Data sources and assistants
In addition to private models, the Private Portal supports advanced capabilities including Data Sources (private knowledge bases that provide proprietary context to model responses) and Assistants (pre-configured AI helpers with specialized prompts and data access). Both features are governed through the same policy framework, allowing admins to use Group Policies to grant specific users or groups access to targeted resources based on their role, department, or use case.

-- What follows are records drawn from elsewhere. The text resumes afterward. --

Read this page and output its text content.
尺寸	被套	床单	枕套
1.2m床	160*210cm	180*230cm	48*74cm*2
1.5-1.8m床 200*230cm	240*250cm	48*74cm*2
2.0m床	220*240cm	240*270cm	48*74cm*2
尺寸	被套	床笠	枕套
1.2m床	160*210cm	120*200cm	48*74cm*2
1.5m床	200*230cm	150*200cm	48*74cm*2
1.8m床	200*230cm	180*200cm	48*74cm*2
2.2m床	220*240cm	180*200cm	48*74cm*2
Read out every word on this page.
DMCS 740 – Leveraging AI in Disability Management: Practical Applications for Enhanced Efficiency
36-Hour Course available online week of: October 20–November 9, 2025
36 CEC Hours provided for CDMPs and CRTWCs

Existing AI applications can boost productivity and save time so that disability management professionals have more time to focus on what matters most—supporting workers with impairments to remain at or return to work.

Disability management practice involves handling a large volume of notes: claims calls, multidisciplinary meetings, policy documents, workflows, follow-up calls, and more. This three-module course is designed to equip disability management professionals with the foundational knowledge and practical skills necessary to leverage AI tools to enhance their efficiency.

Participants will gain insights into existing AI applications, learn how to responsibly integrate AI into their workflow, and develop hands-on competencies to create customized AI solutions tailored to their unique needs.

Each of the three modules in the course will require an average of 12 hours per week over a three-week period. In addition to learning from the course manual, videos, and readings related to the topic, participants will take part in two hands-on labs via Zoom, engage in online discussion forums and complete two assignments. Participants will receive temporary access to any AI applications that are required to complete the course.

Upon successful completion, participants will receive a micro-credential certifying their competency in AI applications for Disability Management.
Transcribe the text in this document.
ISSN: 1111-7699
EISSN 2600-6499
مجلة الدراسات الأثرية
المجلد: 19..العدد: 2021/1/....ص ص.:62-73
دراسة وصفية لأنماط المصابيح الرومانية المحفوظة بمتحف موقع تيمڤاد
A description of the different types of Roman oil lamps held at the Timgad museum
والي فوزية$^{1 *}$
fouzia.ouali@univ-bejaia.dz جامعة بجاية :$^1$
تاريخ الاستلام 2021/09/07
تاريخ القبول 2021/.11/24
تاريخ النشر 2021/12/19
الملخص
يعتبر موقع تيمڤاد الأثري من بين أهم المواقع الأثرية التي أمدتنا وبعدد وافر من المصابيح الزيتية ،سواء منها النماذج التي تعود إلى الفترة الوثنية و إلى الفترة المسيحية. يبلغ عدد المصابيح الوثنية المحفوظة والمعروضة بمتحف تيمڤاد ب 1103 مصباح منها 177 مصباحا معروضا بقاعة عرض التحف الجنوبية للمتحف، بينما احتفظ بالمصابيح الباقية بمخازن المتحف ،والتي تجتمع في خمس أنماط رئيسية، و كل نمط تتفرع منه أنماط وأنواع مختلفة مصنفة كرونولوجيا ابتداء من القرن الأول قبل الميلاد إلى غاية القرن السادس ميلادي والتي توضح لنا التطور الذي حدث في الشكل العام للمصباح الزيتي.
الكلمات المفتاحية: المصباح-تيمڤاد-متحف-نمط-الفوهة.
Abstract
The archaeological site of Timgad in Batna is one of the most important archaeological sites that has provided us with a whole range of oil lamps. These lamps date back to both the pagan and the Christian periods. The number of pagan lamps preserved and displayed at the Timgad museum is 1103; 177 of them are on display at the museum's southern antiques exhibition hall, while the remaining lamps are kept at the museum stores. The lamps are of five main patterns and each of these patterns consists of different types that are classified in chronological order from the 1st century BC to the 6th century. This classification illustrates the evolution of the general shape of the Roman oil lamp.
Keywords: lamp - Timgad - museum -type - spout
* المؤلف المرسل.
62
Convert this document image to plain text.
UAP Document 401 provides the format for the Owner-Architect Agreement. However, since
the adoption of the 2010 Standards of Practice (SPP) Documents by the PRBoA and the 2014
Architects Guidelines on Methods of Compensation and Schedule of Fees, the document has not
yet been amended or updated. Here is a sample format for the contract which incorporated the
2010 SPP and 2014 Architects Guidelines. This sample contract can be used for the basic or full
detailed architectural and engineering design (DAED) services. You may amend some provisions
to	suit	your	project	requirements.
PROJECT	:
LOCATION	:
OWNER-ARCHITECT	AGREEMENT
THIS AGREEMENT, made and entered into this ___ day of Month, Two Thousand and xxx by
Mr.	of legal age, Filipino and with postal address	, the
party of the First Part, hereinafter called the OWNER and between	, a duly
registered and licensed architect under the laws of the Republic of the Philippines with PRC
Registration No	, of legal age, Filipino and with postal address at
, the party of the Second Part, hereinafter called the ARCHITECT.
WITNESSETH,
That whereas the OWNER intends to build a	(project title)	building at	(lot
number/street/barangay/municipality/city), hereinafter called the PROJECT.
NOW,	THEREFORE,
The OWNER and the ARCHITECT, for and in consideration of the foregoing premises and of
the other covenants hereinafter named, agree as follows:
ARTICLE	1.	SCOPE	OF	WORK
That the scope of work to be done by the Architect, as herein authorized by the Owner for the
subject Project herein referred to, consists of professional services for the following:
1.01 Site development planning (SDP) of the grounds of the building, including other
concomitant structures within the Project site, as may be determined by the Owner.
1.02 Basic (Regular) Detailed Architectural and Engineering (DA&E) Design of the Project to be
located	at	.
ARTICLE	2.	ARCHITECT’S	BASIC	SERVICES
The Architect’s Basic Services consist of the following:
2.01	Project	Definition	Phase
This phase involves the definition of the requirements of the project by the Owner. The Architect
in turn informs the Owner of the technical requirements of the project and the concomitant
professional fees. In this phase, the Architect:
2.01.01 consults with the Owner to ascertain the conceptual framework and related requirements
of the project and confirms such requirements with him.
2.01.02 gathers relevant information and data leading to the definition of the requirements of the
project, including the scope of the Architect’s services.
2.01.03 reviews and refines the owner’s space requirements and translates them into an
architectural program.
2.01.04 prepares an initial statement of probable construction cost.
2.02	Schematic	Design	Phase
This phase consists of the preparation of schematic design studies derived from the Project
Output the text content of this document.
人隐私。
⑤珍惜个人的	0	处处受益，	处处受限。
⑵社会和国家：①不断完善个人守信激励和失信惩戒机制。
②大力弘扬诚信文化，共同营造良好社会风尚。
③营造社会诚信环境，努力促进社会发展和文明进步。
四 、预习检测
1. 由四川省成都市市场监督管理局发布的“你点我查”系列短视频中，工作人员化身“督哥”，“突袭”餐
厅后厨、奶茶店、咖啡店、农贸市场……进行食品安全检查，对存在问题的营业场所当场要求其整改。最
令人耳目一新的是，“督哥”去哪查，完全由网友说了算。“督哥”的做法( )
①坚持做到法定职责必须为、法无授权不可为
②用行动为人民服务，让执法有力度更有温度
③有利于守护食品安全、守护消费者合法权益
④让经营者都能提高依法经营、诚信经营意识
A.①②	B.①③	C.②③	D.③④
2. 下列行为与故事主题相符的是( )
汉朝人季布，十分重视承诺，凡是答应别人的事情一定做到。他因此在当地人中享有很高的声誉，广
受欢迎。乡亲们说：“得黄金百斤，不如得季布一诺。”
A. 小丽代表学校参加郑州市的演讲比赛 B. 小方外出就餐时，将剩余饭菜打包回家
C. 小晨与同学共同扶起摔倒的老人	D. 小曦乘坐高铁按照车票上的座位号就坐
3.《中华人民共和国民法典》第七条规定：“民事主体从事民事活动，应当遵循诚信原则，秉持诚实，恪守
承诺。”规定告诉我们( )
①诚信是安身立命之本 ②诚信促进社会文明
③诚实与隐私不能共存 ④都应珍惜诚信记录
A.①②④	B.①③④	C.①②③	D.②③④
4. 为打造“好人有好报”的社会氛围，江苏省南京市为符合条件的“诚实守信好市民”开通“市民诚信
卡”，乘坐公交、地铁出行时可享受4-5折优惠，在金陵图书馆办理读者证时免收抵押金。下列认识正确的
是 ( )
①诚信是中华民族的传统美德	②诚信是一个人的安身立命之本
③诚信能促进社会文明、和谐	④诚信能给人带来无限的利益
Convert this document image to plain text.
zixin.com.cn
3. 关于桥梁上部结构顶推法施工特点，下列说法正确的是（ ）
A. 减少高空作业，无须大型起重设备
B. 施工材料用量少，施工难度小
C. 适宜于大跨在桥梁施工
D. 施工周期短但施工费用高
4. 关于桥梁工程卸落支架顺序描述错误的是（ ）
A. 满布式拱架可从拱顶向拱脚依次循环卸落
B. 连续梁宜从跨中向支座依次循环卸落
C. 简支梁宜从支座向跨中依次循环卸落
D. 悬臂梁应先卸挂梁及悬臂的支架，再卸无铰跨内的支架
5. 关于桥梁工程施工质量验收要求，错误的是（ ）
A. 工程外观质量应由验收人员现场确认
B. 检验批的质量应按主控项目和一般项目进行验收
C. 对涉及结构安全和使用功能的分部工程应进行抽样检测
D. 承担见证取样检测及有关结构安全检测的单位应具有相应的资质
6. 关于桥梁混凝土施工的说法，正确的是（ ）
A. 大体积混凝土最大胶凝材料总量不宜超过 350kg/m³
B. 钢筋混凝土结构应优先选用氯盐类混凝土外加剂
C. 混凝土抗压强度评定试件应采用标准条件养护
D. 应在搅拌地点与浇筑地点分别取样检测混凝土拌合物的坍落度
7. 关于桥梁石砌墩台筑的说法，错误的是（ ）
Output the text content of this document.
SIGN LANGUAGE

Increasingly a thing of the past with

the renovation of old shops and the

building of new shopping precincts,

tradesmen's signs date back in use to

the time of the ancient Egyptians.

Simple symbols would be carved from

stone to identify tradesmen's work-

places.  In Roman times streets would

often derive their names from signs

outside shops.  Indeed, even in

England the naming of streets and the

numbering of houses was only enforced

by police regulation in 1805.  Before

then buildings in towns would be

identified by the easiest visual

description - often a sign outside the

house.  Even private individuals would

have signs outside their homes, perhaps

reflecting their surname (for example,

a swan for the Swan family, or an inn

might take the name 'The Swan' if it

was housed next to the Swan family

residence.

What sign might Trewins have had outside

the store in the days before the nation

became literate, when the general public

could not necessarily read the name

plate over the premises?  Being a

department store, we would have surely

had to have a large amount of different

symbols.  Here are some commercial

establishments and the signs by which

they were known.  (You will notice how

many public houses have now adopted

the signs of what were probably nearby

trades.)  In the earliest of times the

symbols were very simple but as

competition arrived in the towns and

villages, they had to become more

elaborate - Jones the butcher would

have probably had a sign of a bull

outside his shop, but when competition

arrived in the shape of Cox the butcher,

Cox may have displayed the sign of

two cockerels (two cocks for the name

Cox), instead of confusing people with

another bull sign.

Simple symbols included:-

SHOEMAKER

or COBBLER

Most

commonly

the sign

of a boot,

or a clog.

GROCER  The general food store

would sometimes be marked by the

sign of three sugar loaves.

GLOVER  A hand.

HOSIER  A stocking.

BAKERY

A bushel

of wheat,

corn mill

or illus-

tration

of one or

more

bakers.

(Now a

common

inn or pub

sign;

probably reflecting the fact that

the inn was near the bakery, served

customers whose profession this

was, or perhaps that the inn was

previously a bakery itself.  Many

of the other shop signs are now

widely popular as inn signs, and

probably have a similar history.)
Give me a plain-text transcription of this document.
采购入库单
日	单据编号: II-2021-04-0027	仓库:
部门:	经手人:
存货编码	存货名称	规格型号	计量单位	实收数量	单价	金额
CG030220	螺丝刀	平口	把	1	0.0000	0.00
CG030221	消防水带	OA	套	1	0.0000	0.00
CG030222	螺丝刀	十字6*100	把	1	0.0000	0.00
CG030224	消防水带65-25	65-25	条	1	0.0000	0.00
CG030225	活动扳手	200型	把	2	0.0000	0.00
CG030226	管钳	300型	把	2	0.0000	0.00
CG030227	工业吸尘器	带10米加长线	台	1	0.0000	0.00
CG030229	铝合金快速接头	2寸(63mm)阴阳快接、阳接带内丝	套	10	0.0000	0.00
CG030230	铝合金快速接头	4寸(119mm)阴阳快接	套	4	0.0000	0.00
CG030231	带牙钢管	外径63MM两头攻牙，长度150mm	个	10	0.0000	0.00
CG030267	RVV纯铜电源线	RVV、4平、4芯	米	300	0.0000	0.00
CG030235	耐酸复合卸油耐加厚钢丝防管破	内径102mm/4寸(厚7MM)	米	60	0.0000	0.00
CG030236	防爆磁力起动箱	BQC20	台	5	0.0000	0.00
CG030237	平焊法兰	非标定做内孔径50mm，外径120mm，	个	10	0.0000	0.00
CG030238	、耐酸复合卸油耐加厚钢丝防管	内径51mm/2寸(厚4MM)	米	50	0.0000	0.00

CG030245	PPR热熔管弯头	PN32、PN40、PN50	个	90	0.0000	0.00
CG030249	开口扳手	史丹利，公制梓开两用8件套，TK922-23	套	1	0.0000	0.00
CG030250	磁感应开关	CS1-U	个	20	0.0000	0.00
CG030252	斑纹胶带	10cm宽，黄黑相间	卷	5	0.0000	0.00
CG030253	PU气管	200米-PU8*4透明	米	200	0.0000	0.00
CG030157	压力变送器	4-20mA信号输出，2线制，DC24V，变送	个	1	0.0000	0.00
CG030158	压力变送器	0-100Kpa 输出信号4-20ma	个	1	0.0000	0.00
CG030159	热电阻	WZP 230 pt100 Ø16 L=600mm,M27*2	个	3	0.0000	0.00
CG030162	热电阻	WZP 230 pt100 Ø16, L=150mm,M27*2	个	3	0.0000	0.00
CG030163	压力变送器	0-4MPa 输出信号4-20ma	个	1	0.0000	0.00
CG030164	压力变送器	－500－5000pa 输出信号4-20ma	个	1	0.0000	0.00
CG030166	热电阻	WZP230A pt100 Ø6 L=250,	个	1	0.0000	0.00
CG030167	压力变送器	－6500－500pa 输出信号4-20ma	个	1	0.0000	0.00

Policy-based access control
Just as admins use the Default Policy and Group Policies to control which public GenAI services users can access, they use the same policy framework to control Private Portal resources. For example, admins might enable a general-purpose private model in the Default Policy for all users, then use Group Policies to grant engineering teams access to an engineering-specific data source or give customer support teams access to a support-focused assistant. This unified policy model ensures consistent governance across both public and private GenAI access.
Cost considerations
When using private models, additional charges for model inference will be applied directly to the organization's cloud provider account (AWS, Azure, or Google Cloud), not to SurePath AI. Organizations should monitor cloud usage and costs as they roll out private model access to ensure they understand the financial impact.
Learn more:
Next steps
After completing the configuration steps in this guide, the SurePath AI deployment will be operational with a solid foundation for GenAI governance. Admins should consider these additional areas to deepen the implementation:
Review User Activity - Regularly examine user activity logs, analytics dashboards, and violation reports to understand adoption trends and refine policies
Customize Branding - Configure organization branding and messaging to provide a consistent user experience aligned with the organization identity
Explore Advanced Features - Investigate Data Sources, Assistants, and advanced policy configurations as the governance program matures
Establish Operational Procedures - Define processes for policy updates, user provisioning, incident response, and ongoing administration
Engage Stakeholders - Share insights from SurePath AI analytics with business leaders to demonstrate ROI and inform strategic AI adoption decisions
SurePath AI is designed to grow with the organization's AI governance needs. Admins should start with the fundamentals outlined in this guide, gather data, make informed decisions, and progressively implement more sophisticated controls as understanding and requirements evolve.